“I’m left-handed so now I have to do everything right-handed and my left side is not as normal, I can’t, I can barely open and close my hand," stroke survivor, Chuck Cowart, said.
In 2017 Cowart said he felt "off."
“My whole left side was like really numb," Cowart explained.
He suffered an ischemic stroke. He had slurred speech and numbness which are two signs people should look out for.
“B for balance, e for eyes, f for face, a for arms, s for speech, and t for time. If you any kind of dysfunction, in any of those things, you have to be worried about stroke," Dr. Michael Sanders, Emergency Medicine Physician at St. Joseph Hospital, said.
Dr. Sanders said when it comes to stroke, time is of the essence.
“Get to the hospital as soon as you can, a lot of people think well, I want to wait a little bit, see if this kind of goes away on its own," Dr. Sanders added.
He told ABC Action News that in a time people are under a lot of stress it’s important to get frequent check-ups and pay attention to your body.

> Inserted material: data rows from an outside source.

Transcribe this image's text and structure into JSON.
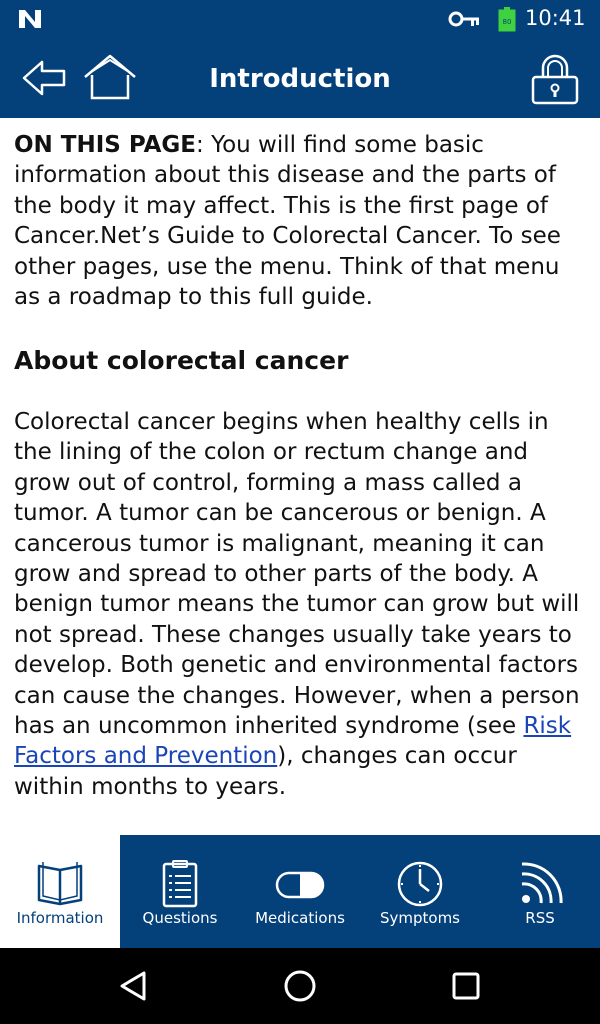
{
  "status_bar": {
    "battery_level": "80",
    "time": "10:41"
  },
  "app_bar": {
    "title": "Introduction"
  },
  "content": {
    "intro_label": "ON THIS PAGE",
    "intro_text": ": You will find some basic information about this disease and the parts of the body it may affect. This is the first page of Cancer.Net’s Guide to Colorectal Cancer. To see other pages, use the menu. Think of that menu as a roadmap to this full guide.",
    "section_heading": "About colorectal cancer",
    "body_before_link": "Colorectal cancer begins when healthy cells in the lining of the colon or rectum change and grow out of control, forming a mass called a tumor. A tumor can be cancerous or benign. A cancerous tumor is malignant, meaning it can grow and spread to other parts of the body. A benign tumor means the tumor can grow but will not spread. These changes usually take years to develop. Both genetic and environmental factors can cause the changes. However, when a person has an uncommon inherited syndrome (see ",
    "link_text": "Risk Factors and Prevention",
    "body_after_link": "), changes can occur within months to years."
  },
  "tabs": [
    {
      "label": "Information",
      "icon": "book-icon",
      "active": true
    },
    {
      "label": "Questions",
      "icon": "clipboard-icon",
      "active": false
    },
    {
      "label": "Medications",
      "icon": "pill-icon",
      "active": false
    },
    {
      "label": "Symptoms",
      "icon": "clock-icon",
      "active": false
    },
    {
      "label": "RSS",
      "icon": "rss-icon",
      "active": false
    }
  ],
  "nav_bar": {
    "icons": [
      "back-triangle-icon",
      "home-circle-icon",
      "recents-square-icon"
    ]
  },
  "colors": {
    "brand_blue": "#04407a",
    "link_blue": "#1a44b8"
  }
}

“Stress leads to high blood pressure. People who have extremely high blood pressure are at risk for hemorrhagic stroke and bleeding into your brain. So I think blood pressure control is really important," Dr. Sanders added.
Dr. Sanders said medication and things like yoga and a healthy lifestyle can reduce the risk of stroke. Also limiting caffeine, smoking, and alcohol.
Coward said he’s thankful he went to the emergency room when he did.
“I survived a stroke. My doctor told me I may never walk again. But look at me now. I may not be able to run a marathon but I’m walking even just a little bit," Coward added.